I don't know the details of NTFS, but under the FAT32 (and older) Windows file system, the reason for defragging has nothing to do with recovering space. Yes, hard drive space was allocated in clusters of several sectors. If the file size was not evenly divisible by the cluster size, space would be wasted. Defragging did not fix this.
The reason for defragging was performance. The FAT in FAT32 refers to the "file allocation table". This is a block of data at the beginning of a hard drive partition that maps all those file fragments to scattered sectors. When reading a large file, the hard drive would have to seek back to the FAT to get the next entry every time it reached the end of a fragment. Seeking (moving the read head to a different track) is much slower than reading contiguous data.

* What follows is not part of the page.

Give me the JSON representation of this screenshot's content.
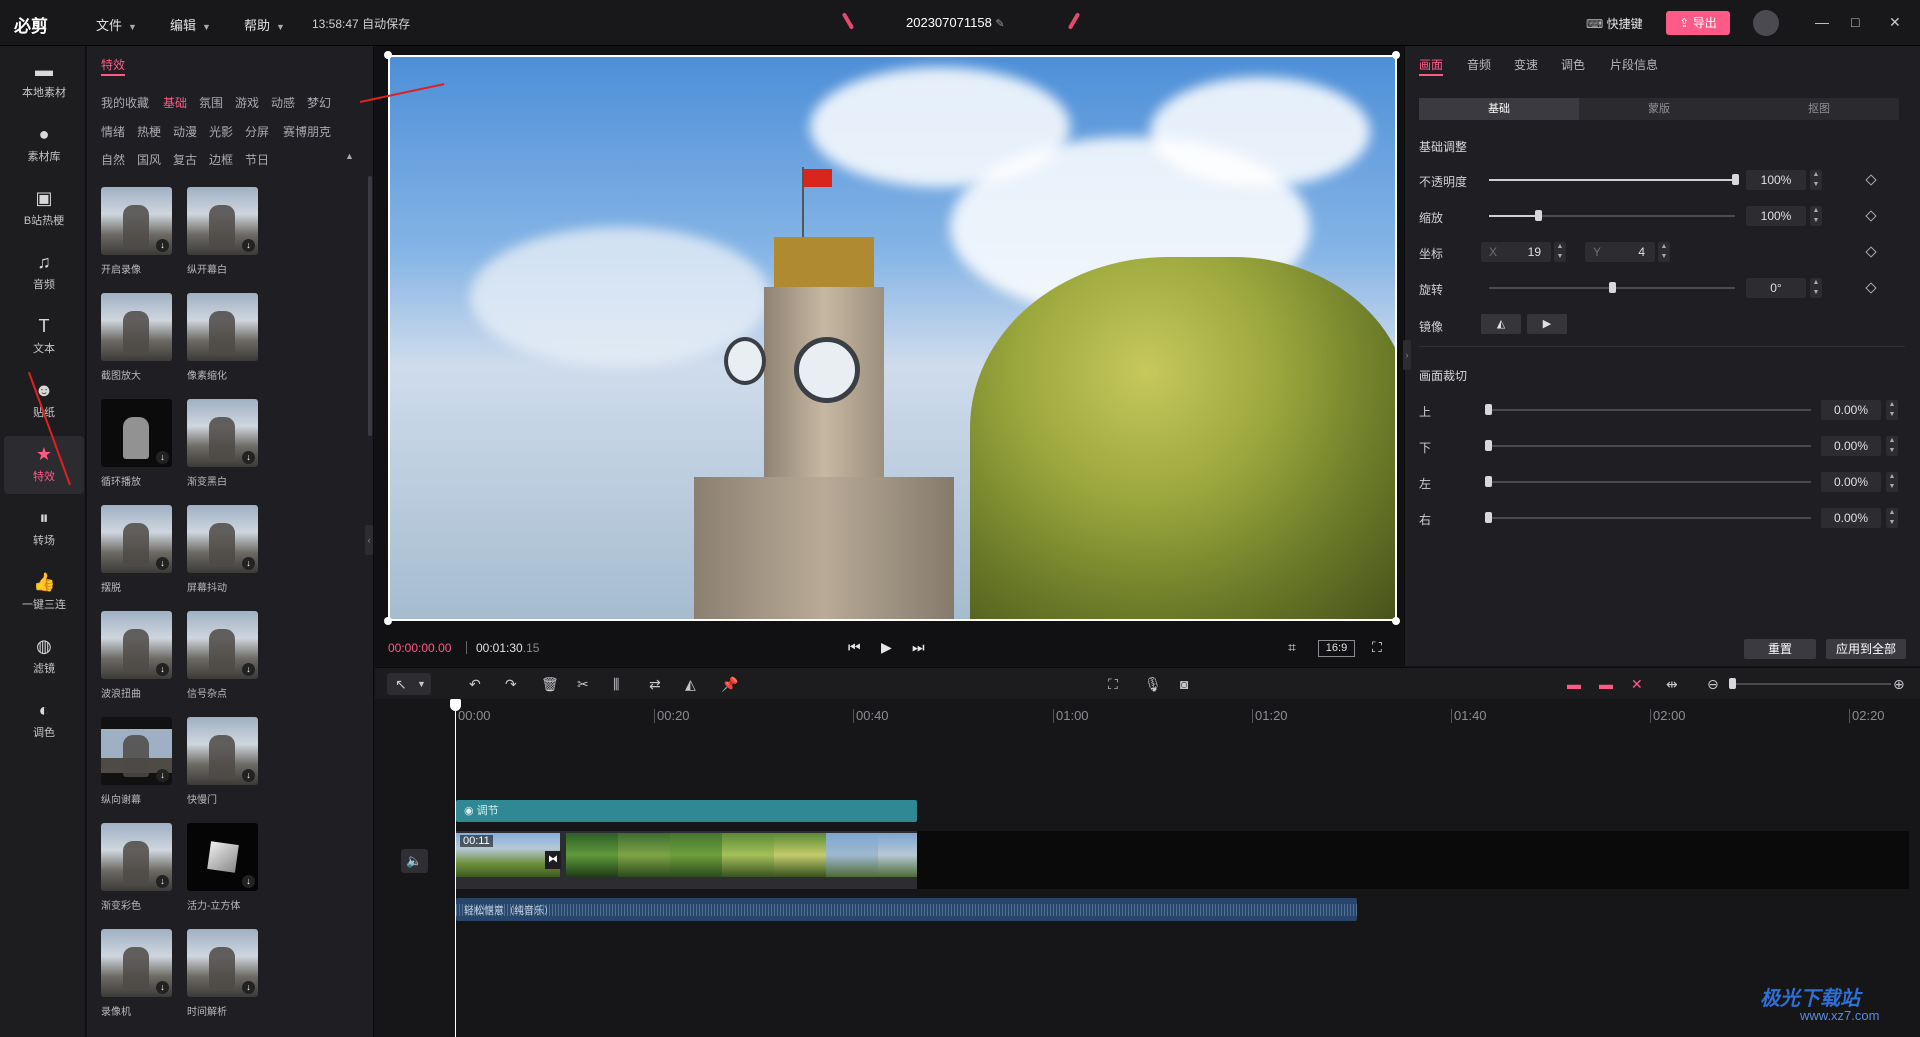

I don't know linux file systems very well, but I know they don't use a FAT

Regardless, the point is that linux wastes much less time when navigating from one fragment to the next because it doesn't have to keep thrashing back and forth to and from the FAT. Fragmentation carries a smaller penalty, so there's less to be gained by fixing it.
IDE drives also threw a new variable into the mix. The cylinder/head/sector mapping reported to the OS may not correspond to the physical mapping. Do contiguous logical sectors necessarily map to contiguous physical sectors? Not any more. Of course, the drive vendors care about performance, so they aren't going to just scatter sectors randomly.